Wednesday, November 9, 2011

God Gave Me You

Cause God gave me you for the ups and downs.


God gave me you for the days of doubt.

And for when I think I lost my way



There are no words here left to say, its true


God Gave me you.




As next week approaches I can't help but be sentimental. I love this song I heard and I think it fits how I feel exactly. God gave me Raygen. I have to believe everything will be okay and trust in God. Next week Raygen's journey begins again and I just pray it will be easier then the first. There are times during the day where I find it hard to breathe just thinking of next week and pray that no matter what that we get to bring Raygen home. Please keep praying for Raygen our journey is far from over and next week starts all over.


Erin

Tuesday, November 8, 2011

Happy Birthday Zoie









Zoie turned 8 on Sunday and I am so blessed to be her mom. Zoie has been so strong through all of this. She is such a good big sister and shows an amazing amount of love for Raygen. Zoie can tell you all about Raygen and her heart and her trach and she can tell some pretty funny "poop" stories, lol! Those of course are her favorite to tell. Zoie is probably one I worry most about. She and I have always been so close. Never spent more then a night apart from each other till Raygen was born, then we spent 3 months apart. I hear stories all the time about siblings of sick children and I don't ever want Zoie to feel "less then" because she is healthy and Raygen is not. I love Zoie so much and I feel guilty. I feel guilty that I can't spend as much time with her as I used to, that I can't jump the minute she needs me, that I feel I'm always saying "just a minute." I am torn all the time. I'm torn because I feel like I don't want to miss one second of the time I have with Raygen but at the same time I feel so sad that I'm missing moments with Zoie.
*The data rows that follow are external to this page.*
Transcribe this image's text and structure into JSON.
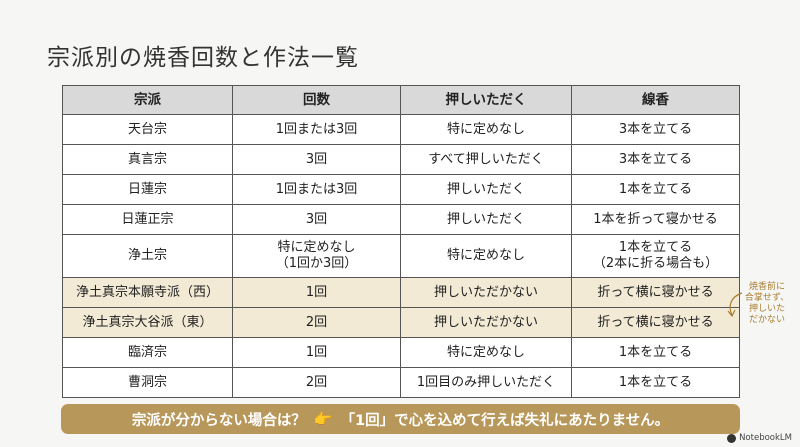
{
  "title": "宗派別の焼香回数と作法一覧",
  "table": {
    "headers": [
      "宗派",
      "回数",
      "押しいただく",
      "線香"
    ],
    "rows": [
      {
        "sect": "天台宗",
        "count": [
          "1回または3回"
        ],
        "press": "特に定めなし",
        "incense": [
          "3本を立てる"
        ],
        "highlight": false
      },
      {
        "sect": "真言宗",
        "count": [
          "3回"
        ],
        "press": "すべて押しいただく",
        "incense": [
          "3本を立てる"
        ],
        "highlight": false
      },
      {
        "sect": "日蓮宗",
        "count": [
          "1回または3回"
        ],
        "press": "押しいただく",
        "incense": [
          "1本を立てる"
        ],
        "highlight": false
      },
      {
        "sect": "日蓮正宗",
        "count": [
          "3回"
        ],
        "press": "押しいただく",
        "incense": [
          "1本を折って寝かせる"
        ],
        "highlight": false
      },
      {
        "sect": "浄土宗",
        "count": [
          "特に定めなし",
          "（1回か3回）"
        ],
        "press": "特に定めなし",
        "incense": [
          "1本を立てる",
          "（2本に折る場合も）"
        ],
        "highlight": false
      },
      {
        "sect": "浄土真宗本願寺派（西）",
        "count": [
          "1回"
        ],
        "press": "押しいただかない",
        "incense": [
          "折って横に寝かせる"
        ],
        "highlight": true
      },
      {
        "sect": "浄土真宗大谷派（東）",
        "count": [
          "2回"
        ],
        "press": "押しいただかない",
        "incense": [
          "折って横に寝かせる"
        ],
        "highlight": true
      },
      {
        "sect": "臨済宗",
        "count": [
          "1回"
        ],
        "press": "特に定めなし",
        "incense": [
          "1本を立てる"
        ],
        "highlight": false
      },
      {
        "sect": "曹洞宗",
        "count": [
          "2回"
        ],
        "press": "1回目のみ押しいただく",
        "incense": [
          "1本を立てる"
        ],
        "highlight": false
      }
    ]
  },
  "side_note": [
    "焼香前に",
    "合掌せず、",
    "押しいた",
    "だかない"
  ],
  "banner": {
    "question": "宗派が分からない場合は？",
    "icon": "pointing-hand-icon",
    "answer": "「1回」で心を込めて行えば失礼にあたりません。"
  },
  "logo": "NotebookLM",
  "colors": {
    "highlight_row": "#f2ead5",
    "banner": "#b8985a",
    "accent_note": "#a87f32",
    "header_bg": "#d9d9d9"
  }
}
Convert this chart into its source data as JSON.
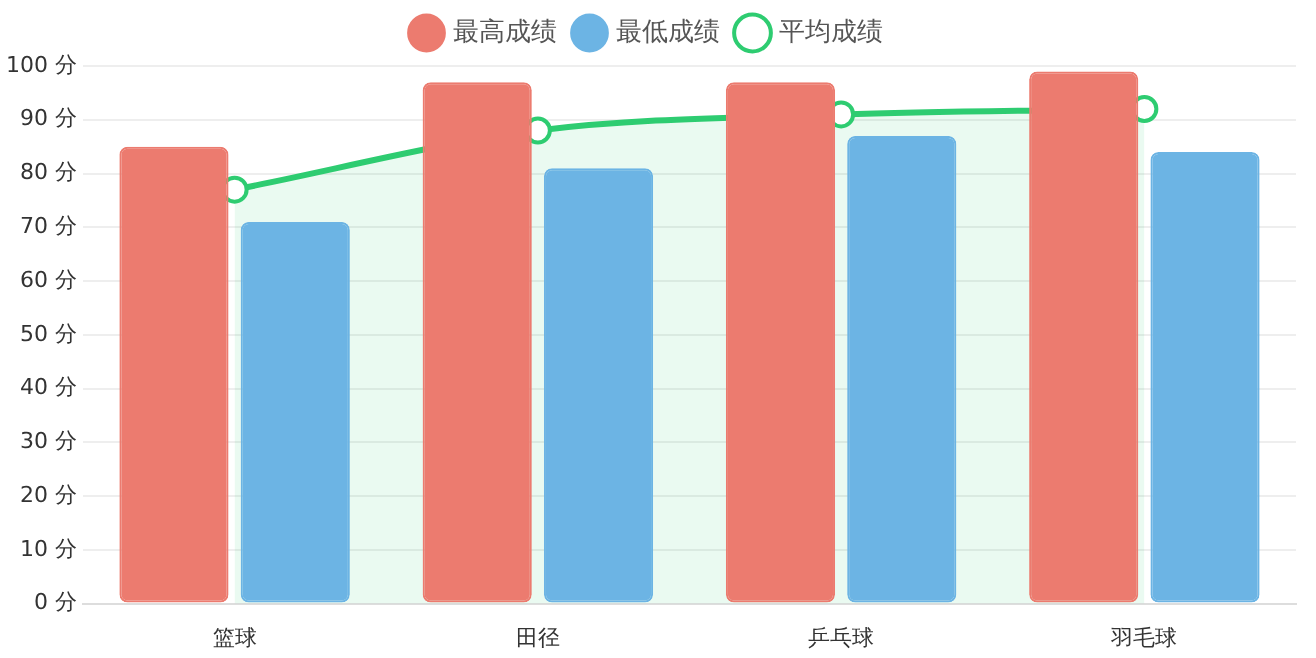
{
  "chart_data": {
    "type": "bar",
    "categories": [
      "篮球",
      "田径",
      "乒乓球",
      "羽毛球"
    ],
    "series": [
      {
        "name": "最高成绩",
        "color": "#ec7b6f",
        "values": [
          85,
          97,
          97,
          99
        ]
      },
      {
        "name": "最低成绩",
        "color": "#6cb4e4",
        "values": [
          71,
          81,
          87,
          84
        ]
      },
      {
        "name": "平均成绩",
        "type": "area",
        "color": "#2ecc71",
        "values": [
          77,
          88,
          91,
          92
        ]
      }
    ],
    "ylim": [
      0,
      100
    ],
    "yticks": [
      {
        "value": 0,
        "label": "0 分"
      },
      {
        "value": 10,
        "label": "10 分"
      },
      {
        "value": 20,
        "label": "20 分"
      },
      {
        "value": 30,
        "label": "30 分"
      },
      {
        "value": 40,
        "label": "40 分"
      },
      {
        "value": 50,
        "label": "50 分"
      },
      {
        "value": 60,
        "label": "60 分"
      },
      {
        "value": 70,
        "label": "70 分"
      },
      {
        "value": 80,
        "label": "80 分"
      },
      {
        "value": 90,
        "label": "90 分"
      },
      {
        "value": 100,
        "label": "100 分"
      }
    ],
    "grid": "y",
    "legend": "top",
    "marker": "circle",
    "line_style": "solid"
  }
}
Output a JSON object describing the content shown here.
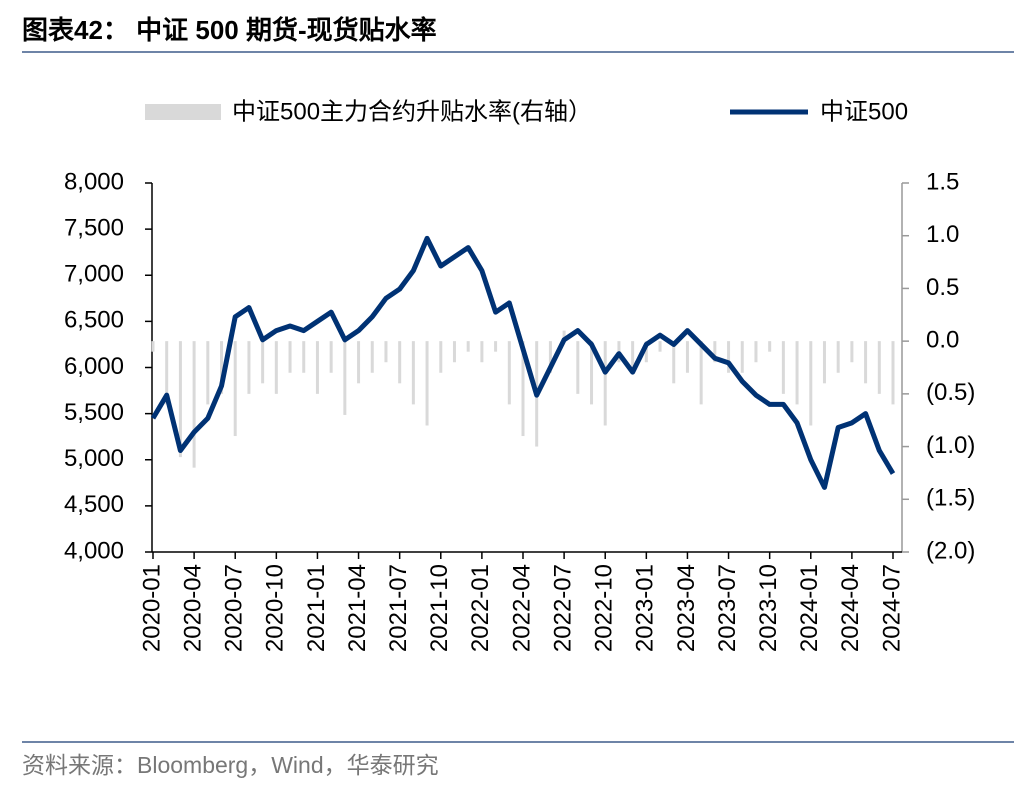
{
  "title": "图表42：  中证 500 期货-现货贴水率",
  "source": "资料来源：Bloomberg，Wind，华泰研究",
  "chart_data": {
    "type": "combo",
    "categories": [
      "2020-01",
      "2020-02",
      "2020-03",
      "2020-04",
      "2020-05",
      "2020-06",
      "2020-07",
      "2020-08",
      "2020-09",
      "2020-10",
      "2020-11",
      "2020-12",
      "2021-01",
      "2021-02",
      "2021-03",
      "2021-04",
      "2021-05",
      "2021-06",
      "2021-07",
      "2021-08",
      "2021-09",
      "2021-10",
      "2021-11",
      "2021-12",
      "2022-01",
      "2022-02",
      "2022-03",
      "2022-04",
      "2022-05",
      "2022-06",
      "2022-07",
      "2022-08",
      "2022-09",
      "2022-10",
      "2022-11",
      "2022-12",
      "2023-01",
      "2023-02",
      "2023-03",
      "2023-04",
      "2023-05",
      "2023-06",
      "2023-07",
      "2023-08",
      "2023-09",
      "2023-10",
      "2023-11",
      "2023-12",
      "2024-01",
      "2024-02",
      "2024-03",
      "2024-04",
      "2024-05",
      "2024-06",
      "2024-07"
    ],
    "series": [
      {
        "name": "中证500主力合约升贴水率(右轴）",
        "type": "bar",
        "axis": "y2",
        "color": "#d9d9d9",
        "values": [
          -0.1,
          -0.6,
          -1.1,
          -1.2,
          -0.6,
          -0.5,
          -0.9,
          -0.5,
          -0.4,
          -0.5,
          -0.3,
          -0.3,
          -0.5,
          -0.3,
          -0.7,
          -0.4,
          -0.3,
          -0.2,
          -0.4,
          -0.6,
          -0.8,
          -0.3,
          -0.2,
          -0.1,
          -0.2,
          -0.1,
          -0.6,
          -0.9,
          -1.0,
          -0.3,
          0.1,
          -0.5,
          -0.6,
          -0.8,
          -0.2,
          -0.3,
          -0.2,
          -0.1,
          -0.4,
          -0.3,
          -0.6,
          -0.2,
          -0.3,
          -0.3,
          -0.2,
          -0.1,
          -0.5,
          -0.6,
          -0.8,
          -0.4,
          -0.3,
          -0.2,
          -0.4,
          -0.5,
          -0.6
        ]
      },
      {
        "name": "中证500",
        "type": "line",
        "color": "#003274",
        "values": [
          5450,
          5700,
          5100,
          5300,
          5450,
          5800,
          6550,
          6650,
          6300,
          6400,
          6450,
          6400,
          6500,
          6600,
          6300,
          6400,
          6550,
          6750,
          6850,
          7050,
          7400,
          7100,
          7200,
          7300,
          7050,
          6600,
          6700,
          6200,
          5700,
          6000,
          6300,
          6400,
          6250,
          5950,
          6150,
          5950,
          6250,
          6350,
          6250,
          6400,
          6250,
          6100,
          6050,
          5850,
          5700,
          5600,
          5600,
          5400,
          5000,
          4700,
          5350,
          5400,
          5500,
          5100,
          4850
        ]
      }
    ],
    "ylim": [
      4000,
      8000
    ],
    "yticks": [
      {
        "value": 4000,
        "label": "4,000"
      },
      {
        "value": 4500,
        "label": "4,500"
      },
      {
        "value": 5000,
        "label": "5,000"
      },
      {
        "value": 5500,
        "label": "5,500"
      },
      {
        "value": 6000,
        "label": "6,000"
      },
      {
        "value": 6500,
        "label": "6,500"
      },
      {
        "value": 7000,
        "label": "7,000"
      },
      {
        "value": 7500,
        "label": "7,500"
      },
      {
        "value": 8000,
        "label": "8,000"
      }
    ],
    "y2lim": [
      -2.0,
      1.5
    ],
    "y2ticks": [
      1.5,
      {
        "value": 1.0,
        "label": "1.0"
      },
      0.5,
      {
        "value": 0,
        "label": "0.0"
      },
      {
        "value": -0.5,
        "label": "(0.5)"
      },
      {
        "value": -1.0,
        "label": "(1.0)"
      },
      {
        "value": -1.5,
        "label": "(1.5)"
      },
      {
        "value": -2.0,
        "label": "(2.0)"
      }
    ],
    "grid": false
  }
}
I feel like Zoie has grown into a little adult through all of this that she has become wiser then her years and I pray that she always knows no matter what that she is just as important to her father and I as Raygen. We had a wonderful birthday weekend with Zoie. Randy took her skating on Saturday and I took her to Red Robin and Toys R Us on Sunday. I love spending one on one time with Zoie and as Raygen's surgery approaches it is even more important to spend that extra minute with her everyday because I don't know how long we will be gone this time. I pray not as long as last time.

Raygen has had a good weekend too. She is her normal, happy self thank God. Next week we are off to Childrens and I am so scared. I am trying not to think about it till Friday otherwise I might be one heck of a mess. We check in next Thursday at 4pm and then it all begins. Please pray that Raygen continues to grow and stay healthy till surgery. We are so close.